-----Original Message----- From: marka@isc.org [mailto:marka@isc.org] Sent: Saturday, April 03, 2010 11:42 AM To: George Bonser Cc: Larry Sheldon; nanog@nanog.org Subject: Re: legacy /8
And we would have still had the same problem of intercommunicating. We know how to talk from IPv6 to IPv4 and get the reply traffic back. The hard part is how to initiate connection from IPv4 to IPv6. The same problem would exist in your "just expand the address bits world".
Mark
Actually, Mark, I hadn't said "just expand the address", I said to tunnel v4 in v4 which we already know how to do and most routers are already capable of doing. But yes, in the case of legacy devices that don't "speak" the new protocol, some sort of state for the flow would have to be maintained in that unit's first hop (or close to first hop) gateway. Simply increasing the address header on v4 to 128 bits would have fixed this problem years ago and got rid of such problems as NAT and we wouldn't be having this issue (and it would have been completely backwards compatible as 0s would be inserted into the new expanded address bits to put the legacy space in a special address range.
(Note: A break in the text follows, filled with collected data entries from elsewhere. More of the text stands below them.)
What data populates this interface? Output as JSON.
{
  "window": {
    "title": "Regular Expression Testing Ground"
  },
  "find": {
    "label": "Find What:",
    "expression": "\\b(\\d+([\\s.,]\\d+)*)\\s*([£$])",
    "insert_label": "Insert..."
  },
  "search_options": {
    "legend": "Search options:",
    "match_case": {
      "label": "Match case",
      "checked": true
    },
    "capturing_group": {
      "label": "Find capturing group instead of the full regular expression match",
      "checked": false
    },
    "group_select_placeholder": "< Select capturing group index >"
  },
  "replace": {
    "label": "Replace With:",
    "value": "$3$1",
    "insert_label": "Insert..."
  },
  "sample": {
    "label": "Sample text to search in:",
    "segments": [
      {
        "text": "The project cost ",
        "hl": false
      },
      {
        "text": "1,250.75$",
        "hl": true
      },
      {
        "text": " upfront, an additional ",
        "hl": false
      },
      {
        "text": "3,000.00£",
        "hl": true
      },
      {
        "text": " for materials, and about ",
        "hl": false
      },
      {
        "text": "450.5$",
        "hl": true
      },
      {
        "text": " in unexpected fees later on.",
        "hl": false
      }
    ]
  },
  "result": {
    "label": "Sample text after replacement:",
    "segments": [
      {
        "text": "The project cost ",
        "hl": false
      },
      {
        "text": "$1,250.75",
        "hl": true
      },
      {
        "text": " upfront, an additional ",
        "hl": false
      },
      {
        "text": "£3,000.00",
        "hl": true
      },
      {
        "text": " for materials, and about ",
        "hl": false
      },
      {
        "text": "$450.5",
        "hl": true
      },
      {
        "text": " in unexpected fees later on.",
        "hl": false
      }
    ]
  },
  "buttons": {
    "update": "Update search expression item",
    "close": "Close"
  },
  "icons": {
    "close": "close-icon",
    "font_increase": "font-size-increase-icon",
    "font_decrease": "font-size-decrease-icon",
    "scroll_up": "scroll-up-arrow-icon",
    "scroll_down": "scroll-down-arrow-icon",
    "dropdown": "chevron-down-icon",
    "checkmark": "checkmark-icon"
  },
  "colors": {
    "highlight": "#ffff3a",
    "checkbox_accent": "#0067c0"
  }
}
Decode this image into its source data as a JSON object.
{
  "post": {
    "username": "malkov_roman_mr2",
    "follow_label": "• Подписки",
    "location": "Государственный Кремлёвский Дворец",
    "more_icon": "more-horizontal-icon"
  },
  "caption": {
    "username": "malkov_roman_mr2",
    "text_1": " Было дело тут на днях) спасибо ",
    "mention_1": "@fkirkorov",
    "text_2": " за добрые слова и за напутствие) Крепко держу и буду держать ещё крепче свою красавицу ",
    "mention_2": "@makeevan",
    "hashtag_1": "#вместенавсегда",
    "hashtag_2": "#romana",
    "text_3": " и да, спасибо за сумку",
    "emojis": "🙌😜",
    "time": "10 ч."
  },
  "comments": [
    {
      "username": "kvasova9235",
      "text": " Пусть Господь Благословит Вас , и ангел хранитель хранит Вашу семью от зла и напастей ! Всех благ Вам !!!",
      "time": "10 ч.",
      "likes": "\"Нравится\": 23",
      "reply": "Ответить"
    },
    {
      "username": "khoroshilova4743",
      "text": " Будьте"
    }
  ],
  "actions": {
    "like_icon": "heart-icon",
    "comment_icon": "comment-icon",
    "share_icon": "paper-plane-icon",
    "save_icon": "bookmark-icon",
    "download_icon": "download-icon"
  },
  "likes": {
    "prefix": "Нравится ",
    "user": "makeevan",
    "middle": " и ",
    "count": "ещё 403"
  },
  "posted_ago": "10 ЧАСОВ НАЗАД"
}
I wouldn't expect to work out all the details over email on a weekend but I don't think it would take 10 years, either. The fundamental issue to me is that v6 solves a lot of problems that aren't really problems for most people and to get the fix that solves the problem you do have, you must accept a bunch of additional "fixes" for problems you don't have that makes the whole thing some big unwieldy contraption. That having been said, once the world has migrated to v6, we should have an easier go of it in the future as v6 is more easily extensible. But in the meantime, we are stuck with both protocols for probably the next 20 years or so as there are going to be places that are going to run v4 internally even if they communicate v6 externally. So ... "we are going to mandate that everyone use this new and better car but it will take different fuel, use different tires, won't fit in your garage and oh, it is incompatible with all existing roads unless you load it up on one of the old style vehicles piggy-back, but new roads are being built (here's a picture of one) and might someday be available where you live. And two years from now there will be none of the old cars left." But my daughter will need a car in three years and there are no such roads here. "Oh well! The new way is much better, it is for your own good, you will see. Trust me".